ThatsRacin

Crash puts Danica Patrick in precarious spot for Daytona 500

Stewart-Haas competition director Greg Zipadelli talks with NASCAR Sprint Cup Series driver Danica Patrick after her practice session wreck at Daytona International Speedway in Daytona Beach, Fla., on Wednesday. The damage to Patrick’s car was bad enough to force her to a backup and send her to the back of the field for her Daytona Duel qualifying race Thursday.
Stewart-Haas competition director Greg Zipadelli talks with NASCAR Sprint Cup Series driver Danica Patrick after her practice session wreck at Daytona International Speedway in Daytona Beach, Fla., on Wednesday. The damage to Patrick’s car was bad enough to force her to a backup and send her to the back of the field for her Daytona Duel qualifying race Thursday. jsiner@charlotteobserver.com

In two laps Wednesday, Danica Patrick put herself in danger of missing Sunday’s Daytona 500.

Changes in the qualifying procedure, though, mean she has some high-profile company, including reigning race champion Dale Earnhardt Jr.

With NASCAR abandoning the rule locking the top 35 teams in owner points into the race and the number of entries up to 49 for the 43-car field, several big-name drivers who did not qualify well Sunday – including Earnhardt – could theoretically miss the race.

Only 13 drivers, including pole-winner Jeff Gordon and teammate Jimmie Johnson, who qualified second, are locked in.

That gives Thursday night’s Gatorade Duel qualifying races at Daytona International Speedway, the typically uneventful twin 150-mile races that lock in the starting positions for the 500, a jolt of drama.

Patrick heightened hers Wednesday.
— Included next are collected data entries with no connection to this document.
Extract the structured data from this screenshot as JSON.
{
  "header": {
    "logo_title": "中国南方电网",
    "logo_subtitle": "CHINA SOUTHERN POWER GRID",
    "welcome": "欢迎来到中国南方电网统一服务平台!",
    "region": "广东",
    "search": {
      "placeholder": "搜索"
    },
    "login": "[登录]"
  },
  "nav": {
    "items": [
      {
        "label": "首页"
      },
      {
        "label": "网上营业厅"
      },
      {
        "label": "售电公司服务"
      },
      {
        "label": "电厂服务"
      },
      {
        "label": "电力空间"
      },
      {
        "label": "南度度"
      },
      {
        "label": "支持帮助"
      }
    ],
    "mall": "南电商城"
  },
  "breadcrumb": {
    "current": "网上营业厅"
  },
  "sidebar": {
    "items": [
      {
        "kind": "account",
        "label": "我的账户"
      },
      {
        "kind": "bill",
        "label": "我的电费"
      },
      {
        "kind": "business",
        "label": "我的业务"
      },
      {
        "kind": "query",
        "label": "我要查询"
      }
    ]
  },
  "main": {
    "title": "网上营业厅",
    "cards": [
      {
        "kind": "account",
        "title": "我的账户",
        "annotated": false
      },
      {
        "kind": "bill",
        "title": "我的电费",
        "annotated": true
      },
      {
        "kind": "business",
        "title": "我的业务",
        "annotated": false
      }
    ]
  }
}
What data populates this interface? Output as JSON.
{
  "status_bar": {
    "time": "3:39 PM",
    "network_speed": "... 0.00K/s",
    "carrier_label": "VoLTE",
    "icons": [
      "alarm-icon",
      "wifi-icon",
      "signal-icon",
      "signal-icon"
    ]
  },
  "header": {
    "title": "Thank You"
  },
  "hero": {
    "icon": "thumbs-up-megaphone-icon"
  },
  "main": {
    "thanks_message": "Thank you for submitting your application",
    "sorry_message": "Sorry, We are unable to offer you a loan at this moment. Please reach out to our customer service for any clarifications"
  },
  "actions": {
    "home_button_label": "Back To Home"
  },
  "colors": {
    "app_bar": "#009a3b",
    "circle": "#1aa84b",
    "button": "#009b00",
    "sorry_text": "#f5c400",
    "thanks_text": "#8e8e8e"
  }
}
On the second lap of the first Sprint Cup Series practice session, she moved down the track and into Denny Hamlin, who had gone three-wide, triggering what ended up being a five-car wreck.

Patrick’s No.10 Chevrolet, which was briefly stuck in the infield grass, suffered the most damage, and she was one of three drivers – Michael Annett and Jeb Burton were the others – forced to move to backup cars.

All three will start from the rear of their respective Thursday qualifying races.

“I’m obviously disappointed and I know that it was a good car and it’s never a good thing to crash,” she said. “But I was just riding along and it turned. It’s the nature of pack racing, and that’s what makes it challenging, too.”

Hamlin called the incident a “miscalculation.”

“People say in practice that you can’t make aggressive moves, but we also have to put ourselves in decent positions where we’re going to have to figure out what our car is doing,” he said. “I went through the middle and it was really wide. … I had already got inside of (Patrick) and the lane closed.”

Aric Almirola, Ricky Stenhouse Jr., Carl Edwards and Jamie McMurray are in based on qualifying speed. Kevin Harvick, Ryan Newman, Denny Hamlin, Joey Logano, Brad Keselowski and Matt Kenseth are guaranteed spots based on owner provisionals. Tony Stewart is in because of the past champion provisional.

The remaining 30 spots will be filled based on drivers’ performance in Thursday’s races.

“I was fairly confused in and of itself just with what you’ve got to do to get in (the 500) … without going to a backup,” Patrick said. “So, I don’t know. I just know that I have to race hard and that’s the end of it.”

Another wreck, or just a very poor showing, Thursday could push Patrick or another high-profile star out of NASCAR’s most prestigious race.

While Patrick and others might feel compelled to take a more conservative approach, Earnhardt said he’s in the qualifying races to win.

“I’ve had that sort of discussion going on in my head ever since we got through qualifying,” he said. “You don’t want to tear the car up, but the goal is to go out there and win the race.

“It just feels wrong to worry more about keeping the car in one piece than winning an event. You’re in that event to compete and to win.”